User Stories: End-user needs and desires, expressed as user stories that relate to specific personas.  User stories are an integral part of Agile methodology, informing the design and implementation processes.

User Testing: Also known as usability testing or user feedback testing, in which we observe how real users react to and use the product. From this type of testing we are able to identify potential usability problems before going to production (ideally even before implementation). When conducting user feedback testing, we want to put our designs (whether it’s a wireframe, an Invision mockup, or an HTML prototype) in front of the people who are most likely going to use the site or tool we’re building. If we are not able to recruit members of the primary audience type, we can test our designs with people who are in contact with our primary users and are sensitive to their needs (such as Customer Support agents and/or Sales reps).

Value Proposition: What makes you unique among your competitors? When people seek out an organization that offers something similar, what will they get out of working with you that they can’t get somewhere else? We work with you to understand and refine your main point of differentiation and the best way to express it.

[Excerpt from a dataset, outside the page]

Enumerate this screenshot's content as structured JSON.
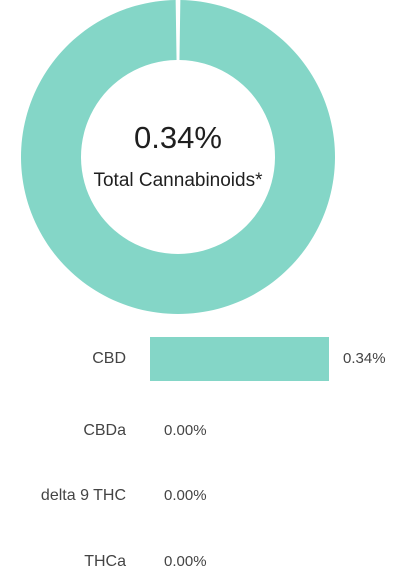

Visual Style Guide: The visual guide for your organization, based on your value proposition and your “look and feel”. The logo fits within a larger identity system, which includes a set of fonts, a tagline treatment, rules for logo manipulation and placement, photography style, and other expressions of your brand for various media.

Wireframes: Low-fidelity mockups of key pages demonstrating components and content. The wireframes are often used to create clickable prototypes that allow for early usability testing before investing more time and resources in hi-fidelity comps or code.